Refusing Facebook has social cost - baha_man
http://www.cbc.ca/news/technology/story/2011/08/26/technology-refusal-marwick-facebook-cellphones.html

======
dwc
I recently left Facebook and I am acutely aware of the social cost. I had some
idea what the cost would be before I left, and I have found it well worth it.

Also, I think the author overstates the amount of event organization going on
with young people on FB. I have a 22 year old daughter and I see how she uses
FB, and far more often than not events are organized with text messages, and
it's iffy whether there's an announcement of FB. More likely a status update
during or after the event.
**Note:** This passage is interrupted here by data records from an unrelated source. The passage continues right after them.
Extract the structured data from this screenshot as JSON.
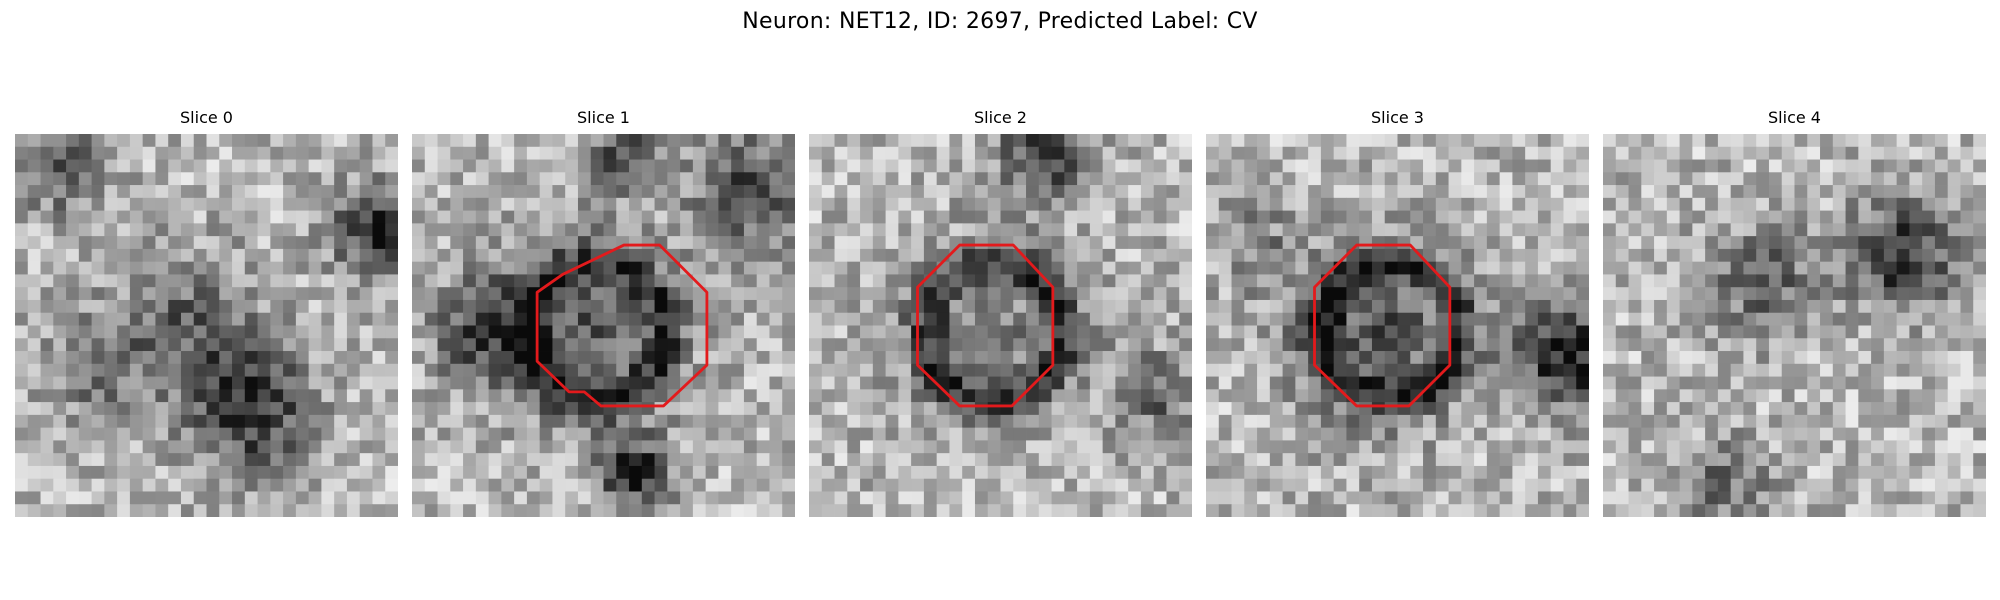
{
  "figure": {
    "title": "Neuron: NET12, ID: 2697, Predicted Label: CV"
  },
  "slices": [
    {
      "title": "Slice 0",
      "has_contour": false
    },
    {
      "title": "Slice 1",
      "has_contour": true
    },
    {
      "title": "Slice 2",
      "has_contour": true
    },
    {
      "title": "Slice 3",
      "has_contour": true
    },
    {
      "title": "Slice 4",
      "has_contour": false
    }
  ],
  "colors": {
    "contour": "#e31a1c",
    "background": "#ffffff"
  },
  "colormap": "grayscale"
}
I work at a university and was FB friends with some
students I work with, and the same trend seemed to hold with them.

Young people are comfortable with many different means of communication, and
often use one that fits well for their purpose at the time.

------
SteveJS
This is an important countervailing concern to the 'just don't use the
service' argument in the G+ real name controversy.
<http://news.ycombinator.com/item?id=2932331>

I'm more sympathetic to this type of argument after reading Jonathan Haidt's
book: [http://www.amazon.com/Happiness-Hypothesis-Finding-Modern-
An...](http://www.amazon.com/Happiness-Hypothesis-Finding-Modern-
Ancient/dp/0465028012)

------
Turing_Machine
Nice confusion of correlation and causation in the closing paragraph. The fact
that Facebook users are also more likely to smoke, drink, and use drugs
doesn't mean that Facebook _causes_ (or "results in") those behaviors.

------
hexagonc
Resistance is futile. (Come on, somebody had to say it.)